Once considered one of the best prospects in the Kansas City Athletics minor league system, he also pitched for the San Diego Padres and Chicago Cubs organizations.

Rodríguez was signed by the Athletics as an amateur free agent in 1963, spending seven minor league seasons from 1964–1970. He posted a 42–28 record and a 3.15 earned run average in 124 pitching appearances before being promoted to the big team in May 1967. He returned to the minors in early June and was recalled two months later.

He went 1–1 with a 3.57 ERA and two saves in 15 games (five starts). On August 27, he earned his first and only major league victory against the Detroit Tigers, 2–1, allowing four hits to a powerful lineup that included Norm Cash, Bill Freehan, Al Kaline, Dick McAuliffe, Eddie Mathews and Jim Northrup.

After that, Rodríguez would remain in the organization after the team was renamed the Oakland Athletics in 1968. He returned to the majors in 1970, pitching for the Athletics, Padres and Cubs in the same season. He later played three Triple-A seasons with the Tacoma Cubs and the Wichita Aeros from 1971 through 1974.
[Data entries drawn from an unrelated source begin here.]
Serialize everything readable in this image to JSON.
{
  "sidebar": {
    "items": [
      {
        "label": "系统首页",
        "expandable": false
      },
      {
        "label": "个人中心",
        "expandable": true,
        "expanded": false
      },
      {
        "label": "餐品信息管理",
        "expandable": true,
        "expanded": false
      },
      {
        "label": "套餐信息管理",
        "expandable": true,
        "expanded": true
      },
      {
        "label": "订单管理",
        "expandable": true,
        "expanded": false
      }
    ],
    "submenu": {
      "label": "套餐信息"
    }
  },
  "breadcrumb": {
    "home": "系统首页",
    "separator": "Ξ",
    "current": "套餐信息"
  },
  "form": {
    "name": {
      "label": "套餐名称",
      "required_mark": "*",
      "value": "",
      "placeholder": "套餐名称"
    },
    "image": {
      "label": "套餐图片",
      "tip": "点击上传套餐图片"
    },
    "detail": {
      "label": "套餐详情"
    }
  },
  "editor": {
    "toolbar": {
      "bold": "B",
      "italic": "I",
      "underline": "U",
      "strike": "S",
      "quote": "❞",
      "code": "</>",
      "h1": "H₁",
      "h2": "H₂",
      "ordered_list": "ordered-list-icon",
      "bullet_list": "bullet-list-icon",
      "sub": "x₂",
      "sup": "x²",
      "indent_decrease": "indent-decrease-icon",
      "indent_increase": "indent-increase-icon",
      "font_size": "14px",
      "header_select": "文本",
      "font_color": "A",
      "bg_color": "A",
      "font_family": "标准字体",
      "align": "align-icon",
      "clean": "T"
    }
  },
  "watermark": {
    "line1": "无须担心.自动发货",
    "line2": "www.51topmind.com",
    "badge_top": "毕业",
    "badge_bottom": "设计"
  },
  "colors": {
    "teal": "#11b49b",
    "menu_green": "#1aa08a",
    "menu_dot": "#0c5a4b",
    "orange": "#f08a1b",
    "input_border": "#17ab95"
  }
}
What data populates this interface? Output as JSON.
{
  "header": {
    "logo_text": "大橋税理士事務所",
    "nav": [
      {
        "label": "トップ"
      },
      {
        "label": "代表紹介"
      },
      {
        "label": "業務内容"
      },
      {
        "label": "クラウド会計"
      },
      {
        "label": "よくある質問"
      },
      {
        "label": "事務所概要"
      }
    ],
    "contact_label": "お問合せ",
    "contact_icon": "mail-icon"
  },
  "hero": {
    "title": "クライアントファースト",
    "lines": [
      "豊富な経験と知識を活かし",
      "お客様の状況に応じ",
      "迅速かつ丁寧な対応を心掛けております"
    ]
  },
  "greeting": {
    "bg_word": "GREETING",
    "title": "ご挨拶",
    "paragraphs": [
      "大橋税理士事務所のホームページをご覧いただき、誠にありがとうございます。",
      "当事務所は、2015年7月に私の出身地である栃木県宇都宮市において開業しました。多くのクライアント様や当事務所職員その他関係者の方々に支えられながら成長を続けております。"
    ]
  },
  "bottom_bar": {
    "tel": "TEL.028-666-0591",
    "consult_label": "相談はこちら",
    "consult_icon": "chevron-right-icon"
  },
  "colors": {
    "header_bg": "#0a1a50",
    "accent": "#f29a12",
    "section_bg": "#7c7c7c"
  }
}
In a three-season career, he compiled a 4–3 record with a 4.81 ERA and seven saves in 57 games. Over the course of his 11-year minor league career from 1964–1974, he went 61–43 with a 3.60 ERA in 904 games.

In addition, Rodríguez played in the Venezuelan Professional Baseball League during 17 seasons (1961–62/1978–79). ″Pluto″, as his teammates nicknamed him, went 64–49 with a 3.04 ERA and 59 saves in 168 games (97 starts), to become the first pitcher in VPBL history to top both 50 wins and 50 saves. The mark was later matched by Luis Aponte (1973–74/1996–97) and Giovanni Carrara (1990–91/2009–10).

After retiring he worked as a pitching coach in his Venezuelan homeland. He also served as an instructor in the baseball academy operated by Carlos Guillén in Maracay. In 2011, he gained induction into the Venezuelan Baseball Hall of Fame.

Rodríguez died in Maracay in 2012, at the age of 71, after suffering a heart failure.